How I Made Peace With Housework

Once upon a time on a day like any other day, I was putting my son to bed. We did our nighttime snuggle ritual, I tucked him in and started to leave the room.

“Mommy….” he said. I expected what followed to be “I have to go pee!” or “I’m thirsty”.

But this time it was, “Can you do your chores now?”. It was actually a pretty good idea. It’s nice not to wake up to a sink full of dishes, or rush around to make his lunch. I took his advice and spent fifteen minutes unloading and reloading the dishwasher, wiping up the counters, cleaning the sink, wiping down the stove and assembling his lunch with care. I looked over at him and saw he had drifted off to sleep and followed suit promptly.

This pattern continued each subsequent night, after kissing him goodnight he would ask me to complete my chores. One night, I was just tired and honestly didn’t feel like it. What does my six year old care if the dishes are done tonight or this morning? What did it really matter? And who was he to tell me what to do, after all, I am the mom? One night wasn’t going to hurt anybody.

“Liam,” I said, “I will do it in the morning”. I watched his face screw up and tears roll down his face. This seemed to be an inexplicably unreasonable emotional investment in dish washing habits. I returned to his bedroom to investigate further.

“What’s wrong, buddy? Why are you crying?” I asked him softly. He cuddled into me and looked into my eyes shyly.

“I just like to watch you, mommy”. That seemed kind of weird and I’m not one to enable voyeurism.

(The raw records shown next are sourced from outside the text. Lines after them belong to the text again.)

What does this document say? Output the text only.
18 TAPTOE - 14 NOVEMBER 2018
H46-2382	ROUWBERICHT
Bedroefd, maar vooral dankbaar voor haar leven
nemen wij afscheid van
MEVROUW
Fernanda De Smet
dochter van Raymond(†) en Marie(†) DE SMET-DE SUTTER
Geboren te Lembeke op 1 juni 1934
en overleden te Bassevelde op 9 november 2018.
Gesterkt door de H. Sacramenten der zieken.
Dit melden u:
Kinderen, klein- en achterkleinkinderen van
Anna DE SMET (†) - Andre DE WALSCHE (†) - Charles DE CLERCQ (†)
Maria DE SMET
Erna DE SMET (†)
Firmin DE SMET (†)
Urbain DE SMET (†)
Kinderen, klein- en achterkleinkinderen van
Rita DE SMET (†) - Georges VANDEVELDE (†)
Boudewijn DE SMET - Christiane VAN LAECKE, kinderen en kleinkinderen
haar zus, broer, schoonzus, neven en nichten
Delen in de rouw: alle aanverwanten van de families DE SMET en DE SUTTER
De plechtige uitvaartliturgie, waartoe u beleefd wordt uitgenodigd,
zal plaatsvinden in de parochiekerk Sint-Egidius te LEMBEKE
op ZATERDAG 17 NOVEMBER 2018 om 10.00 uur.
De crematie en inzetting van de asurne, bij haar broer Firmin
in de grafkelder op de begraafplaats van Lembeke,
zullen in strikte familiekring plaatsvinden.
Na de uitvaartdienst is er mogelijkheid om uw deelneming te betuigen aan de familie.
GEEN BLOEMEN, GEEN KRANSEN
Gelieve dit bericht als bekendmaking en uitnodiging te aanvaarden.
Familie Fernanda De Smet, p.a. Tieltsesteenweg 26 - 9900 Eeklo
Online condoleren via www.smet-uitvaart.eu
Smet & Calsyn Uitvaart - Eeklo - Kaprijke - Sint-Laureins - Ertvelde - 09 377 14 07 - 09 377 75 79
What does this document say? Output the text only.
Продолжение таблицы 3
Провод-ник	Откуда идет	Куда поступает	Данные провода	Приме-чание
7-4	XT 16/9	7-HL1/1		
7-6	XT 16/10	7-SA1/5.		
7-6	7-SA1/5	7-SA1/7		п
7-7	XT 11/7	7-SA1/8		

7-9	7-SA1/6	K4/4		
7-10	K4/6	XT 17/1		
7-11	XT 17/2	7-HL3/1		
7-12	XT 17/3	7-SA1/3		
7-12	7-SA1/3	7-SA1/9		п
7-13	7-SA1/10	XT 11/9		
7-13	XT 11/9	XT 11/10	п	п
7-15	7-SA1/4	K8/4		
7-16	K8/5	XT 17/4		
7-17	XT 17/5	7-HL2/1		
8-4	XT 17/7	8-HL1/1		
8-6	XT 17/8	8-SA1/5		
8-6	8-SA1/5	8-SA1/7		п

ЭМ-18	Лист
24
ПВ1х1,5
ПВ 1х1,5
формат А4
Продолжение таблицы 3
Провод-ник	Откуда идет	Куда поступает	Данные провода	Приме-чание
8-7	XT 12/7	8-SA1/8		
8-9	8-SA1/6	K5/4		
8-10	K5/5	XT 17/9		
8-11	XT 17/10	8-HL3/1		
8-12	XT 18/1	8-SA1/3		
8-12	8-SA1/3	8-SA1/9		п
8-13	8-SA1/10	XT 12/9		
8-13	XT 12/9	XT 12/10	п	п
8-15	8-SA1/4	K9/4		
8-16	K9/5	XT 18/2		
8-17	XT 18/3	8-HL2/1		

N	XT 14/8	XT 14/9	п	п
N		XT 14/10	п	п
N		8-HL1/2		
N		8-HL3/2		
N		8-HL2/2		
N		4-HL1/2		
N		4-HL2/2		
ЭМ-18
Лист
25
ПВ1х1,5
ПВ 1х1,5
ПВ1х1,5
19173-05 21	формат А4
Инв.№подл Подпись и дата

“Why do you like to watch me, Liam?” I inquired.

He explained reluctantly,”Because when you do your chores at night, I get to lay in my bed and watch you and think about all the ways that you take care of me. You cook for me, you clean for me, you take good care of me, mommy.”

Sniffle sob. Melt.

Now he asks me to do my chores at night and I oblige. I putter in the kitchen and look over at him from time to time, to see if he’s still watching and bask in the glow of his beautiful smile. I’m savouring the time that he still wants to watch his boring old mom clean up in the kitchen and while he still accepts this as sufficient evidence that I’m doing an okay job.